Pipes in the attic, police across the street: The story of Petersburg’s not-so-secret speakeasy
Posted at 12:43 PM, Dec 04, 2019
and last updated 2019-12-04 12:44:18-05

PETERSBURG, Va. -- It’s been 100 years since Congress passed the Volstead Act, ushering in a dry spell in this country by making Prohibition the law of the land.

Of course, that gave rise to a number of illegal drinking establishments in cities across the country. But while most associate the Roaring ‘20s with places like New York and Chicago, banned booze also flowed through Petersburg.

One of the city’s most notorious speakeasys was located at 12 West Bank Street, in the building that housed the old Hiram Haines’ Coffee House, which opened its doors in the 1820s. It’s also the place where Edgar Allan Poe spent his honeymoon in 1836.

But in the 1920s, it started to attract a lot more than just newlyweds and java seekers.

“There was a speakeasy, and the liquor was kept in the attic,” said Dulaney Ward, historian and longtime Petersburg resident. “There were pipes that came down to pour the liquor."

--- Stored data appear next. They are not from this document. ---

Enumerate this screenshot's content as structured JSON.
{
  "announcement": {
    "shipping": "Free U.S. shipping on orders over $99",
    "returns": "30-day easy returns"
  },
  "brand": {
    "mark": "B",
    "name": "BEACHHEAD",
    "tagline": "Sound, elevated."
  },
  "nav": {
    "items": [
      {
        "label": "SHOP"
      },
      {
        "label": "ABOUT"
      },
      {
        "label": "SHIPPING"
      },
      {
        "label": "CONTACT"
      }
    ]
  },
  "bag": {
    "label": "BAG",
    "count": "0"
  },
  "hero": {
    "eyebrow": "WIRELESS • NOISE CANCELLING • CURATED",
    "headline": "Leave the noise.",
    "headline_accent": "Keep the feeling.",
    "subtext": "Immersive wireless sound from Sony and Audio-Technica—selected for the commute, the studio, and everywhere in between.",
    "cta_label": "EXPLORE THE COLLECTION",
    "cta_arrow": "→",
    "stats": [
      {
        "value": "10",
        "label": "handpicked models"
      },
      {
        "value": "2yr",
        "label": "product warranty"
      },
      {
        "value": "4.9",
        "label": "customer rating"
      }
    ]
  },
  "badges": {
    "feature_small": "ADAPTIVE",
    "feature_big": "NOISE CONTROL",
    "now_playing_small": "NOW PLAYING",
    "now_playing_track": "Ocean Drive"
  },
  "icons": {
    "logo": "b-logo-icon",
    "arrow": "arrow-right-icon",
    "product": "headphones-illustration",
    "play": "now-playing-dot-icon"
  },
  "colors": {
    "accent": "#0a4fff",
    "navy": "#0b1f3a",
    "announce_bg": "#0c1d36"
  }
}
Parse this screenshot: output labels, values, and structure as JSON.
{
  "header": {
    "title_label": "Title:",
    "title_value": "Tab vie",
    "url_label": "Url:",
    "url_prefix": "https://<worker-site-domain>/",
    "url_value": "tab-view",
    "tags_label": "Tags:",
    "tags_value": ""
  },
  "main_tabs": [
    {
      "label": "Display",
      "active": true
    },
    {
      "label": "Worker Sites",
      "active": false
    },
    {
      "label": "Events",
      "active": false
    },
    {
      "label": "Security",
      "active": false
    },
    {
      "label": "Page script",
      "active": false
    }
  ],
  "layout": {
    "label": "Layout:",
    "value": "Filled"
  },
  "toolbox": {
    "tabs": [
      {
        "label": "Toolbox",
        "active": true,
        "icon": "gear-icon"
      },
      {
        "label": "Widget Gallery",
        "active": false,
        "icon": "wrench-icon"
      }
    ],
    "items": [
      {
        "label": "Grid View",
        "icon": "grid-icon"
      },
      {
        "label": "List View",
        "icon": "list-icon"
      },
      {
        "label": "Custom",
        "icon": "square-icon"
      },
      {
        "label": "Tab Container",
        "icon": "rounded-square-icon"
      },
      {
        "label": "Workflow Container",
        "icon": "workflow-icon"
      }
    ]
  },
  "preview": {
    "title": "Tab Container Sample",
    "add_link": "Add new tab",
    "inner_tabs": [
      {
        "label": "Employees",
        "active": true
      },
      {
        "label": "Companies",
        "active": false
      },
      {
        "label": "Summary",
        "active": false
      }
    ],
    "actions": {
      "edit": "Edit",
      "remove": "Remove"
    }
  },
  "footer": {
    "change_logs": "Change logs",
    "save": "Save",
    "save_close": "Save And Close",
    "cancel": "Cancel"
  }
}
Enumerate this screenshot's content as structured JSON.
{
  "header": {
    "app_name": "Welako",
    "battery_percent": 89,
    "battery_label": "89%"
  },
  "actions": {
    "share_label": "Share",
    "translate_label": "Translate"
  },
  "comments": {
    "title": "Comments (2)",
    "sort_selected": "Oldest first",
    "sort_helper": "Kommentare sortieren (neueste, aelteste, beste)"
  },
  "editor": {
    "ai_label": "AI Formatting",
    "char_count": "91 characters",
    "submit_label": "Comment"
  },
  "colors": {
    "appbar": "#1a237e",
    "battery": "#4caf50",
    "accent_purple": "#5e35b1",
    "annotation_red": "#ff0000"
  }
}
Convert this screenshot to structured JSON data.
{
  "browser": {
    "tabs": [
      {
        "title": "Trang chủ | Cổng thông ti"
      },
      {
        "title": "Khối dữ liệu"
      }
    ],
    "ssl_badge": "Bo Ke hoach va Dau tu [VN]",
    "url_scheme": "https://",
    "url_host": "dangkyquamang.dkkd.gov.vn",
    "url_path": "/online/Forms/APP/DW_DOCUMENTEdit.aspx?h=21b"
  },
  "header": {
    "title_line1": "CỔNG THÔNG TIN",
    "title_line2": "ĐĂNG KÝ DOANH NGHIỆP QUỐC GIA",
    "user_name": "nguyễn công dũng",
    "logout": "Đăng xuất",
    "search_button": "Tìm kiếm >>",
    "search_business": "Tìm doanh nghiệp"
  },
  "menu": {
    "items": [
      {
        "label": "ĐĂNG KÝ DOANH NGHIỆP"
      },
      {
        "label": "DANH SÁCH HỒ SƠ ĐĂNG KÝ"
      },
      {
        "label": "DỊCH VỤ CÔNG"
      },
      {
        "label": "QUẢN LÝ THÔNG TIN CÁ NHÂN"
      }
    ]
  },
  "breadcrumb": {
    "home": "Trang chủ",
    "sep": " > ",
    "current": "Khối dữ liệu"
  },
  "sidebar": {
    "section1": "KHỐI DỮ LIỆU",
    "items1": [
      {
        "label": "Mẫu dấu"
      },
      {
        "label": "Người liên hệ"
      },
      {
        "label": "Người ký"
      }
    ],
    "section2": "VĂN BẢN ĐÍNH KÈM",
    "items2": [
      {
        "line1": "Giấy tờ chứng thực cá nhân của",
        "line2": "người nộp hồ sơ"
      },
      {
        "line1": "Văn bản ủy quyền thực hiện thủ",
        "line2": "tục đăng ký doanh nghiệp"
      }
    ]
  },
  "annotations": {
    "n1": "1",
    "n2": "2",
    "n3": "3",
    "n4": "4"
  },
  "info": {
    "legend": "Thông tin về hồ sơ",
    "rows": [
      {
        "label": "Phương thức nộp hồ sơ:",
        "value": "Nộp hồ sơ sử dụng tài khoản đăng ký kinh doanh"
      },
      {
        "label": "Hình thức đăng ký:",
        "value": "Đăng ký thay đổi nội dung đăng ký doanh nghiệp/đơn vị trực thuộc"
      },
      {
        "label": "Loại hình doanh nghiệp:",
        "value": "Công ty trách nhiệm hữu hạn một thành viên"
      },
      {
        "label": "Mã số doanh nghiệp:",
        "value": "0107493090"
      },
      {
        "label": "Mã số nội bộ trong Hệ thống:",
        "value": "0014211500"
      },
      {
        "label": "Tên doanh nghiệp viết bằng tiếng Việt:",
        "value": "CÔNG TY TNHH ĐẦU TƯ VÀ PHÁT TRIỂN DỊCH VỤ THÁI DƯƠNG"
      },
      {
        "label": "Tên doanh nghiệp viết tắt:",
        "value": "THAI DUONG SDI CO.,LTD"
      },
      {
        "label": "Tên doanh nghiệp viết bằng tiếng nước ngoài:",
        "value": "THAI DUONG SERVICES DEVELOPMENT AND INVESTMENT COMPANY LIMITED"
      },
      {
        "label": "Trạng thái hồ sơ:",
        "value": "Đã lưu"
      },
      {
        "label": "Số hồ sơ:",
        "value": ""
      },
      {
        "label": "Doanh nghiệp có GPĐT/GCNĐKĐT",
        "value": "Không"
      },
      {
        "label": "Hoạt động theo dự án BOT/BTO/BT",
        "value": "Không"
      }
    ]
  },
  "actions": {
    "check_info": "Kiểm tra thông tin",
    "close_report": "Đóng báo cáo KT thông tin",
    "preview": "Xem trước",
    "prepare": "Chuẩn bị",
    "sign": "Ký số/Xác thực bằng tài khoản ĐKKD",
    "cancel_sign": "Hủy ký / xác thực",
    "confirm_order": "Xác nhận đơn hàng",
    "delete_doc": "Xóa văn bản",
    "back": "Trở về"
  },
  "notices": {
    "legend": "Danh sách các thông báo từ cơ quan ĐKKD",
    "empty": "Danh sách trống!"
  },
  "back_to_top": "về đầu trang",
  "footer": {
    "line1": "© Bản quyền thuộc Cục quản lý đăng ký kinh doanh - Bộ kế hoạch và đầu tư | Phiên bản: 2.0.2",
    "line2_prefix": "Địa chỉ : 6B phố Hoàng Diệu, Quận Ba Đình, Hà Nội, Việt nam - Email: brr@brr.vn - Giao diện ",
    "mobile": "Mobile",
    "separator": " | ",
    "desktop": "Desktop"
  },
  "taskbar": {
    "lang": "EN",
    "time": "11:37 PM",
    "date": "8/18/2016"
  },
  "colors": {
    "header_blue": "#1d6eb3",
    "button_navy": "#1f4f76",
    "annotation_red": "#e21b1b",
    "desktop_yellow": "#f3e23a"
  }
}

A brilliant operation, to be sure, but also a brazen one, considering that the speakeasy was quite literally operating right under the nose of John Law.

“They were directly across the street,” said Ward, referencing the fact that Petersburg Police headquarters was located at 15 West Bank during Prohibition. “When the police raided, the just pulled the pipes up.”

“I didn't know it had been a speakeasy, so it's kind of fun to think about,” said Richard Blankenship, who purchased the old Haines building in 2016. “We'd stop in here several times for coffee and stuff and I thought this place was fantastic."

Decades before Prohibition, another anti-alcohol movement began in this area.

“There was a temperance movement for years,” said Ward.

Really, there were two movements. One was spearheaded by the Women’s Christian Temperance Union, the other by the Anti-Saloon League, which was made up of men. Though they were technically separate organizations, both groups had the same goal.

“Try to convince people that drink was bad,” said Dr. Gregg Kimball, the director of public services and outreach for the Library of Virginia.

And a lot of people were convinced, at least on Capitol Square. In 1916, Prohibition became a state law in Virginia.

“That’s well before national Prohibition comes along,” said Kimball. “So we are a little ahead of the curve there.''

Prohibition came to an end in 1933, but not everyone in the Old Dominion got the message.

“A lot of those restrictions continued well into the late 20th century,” said Kimball. “There are still some counties in Virginia that are technically dry."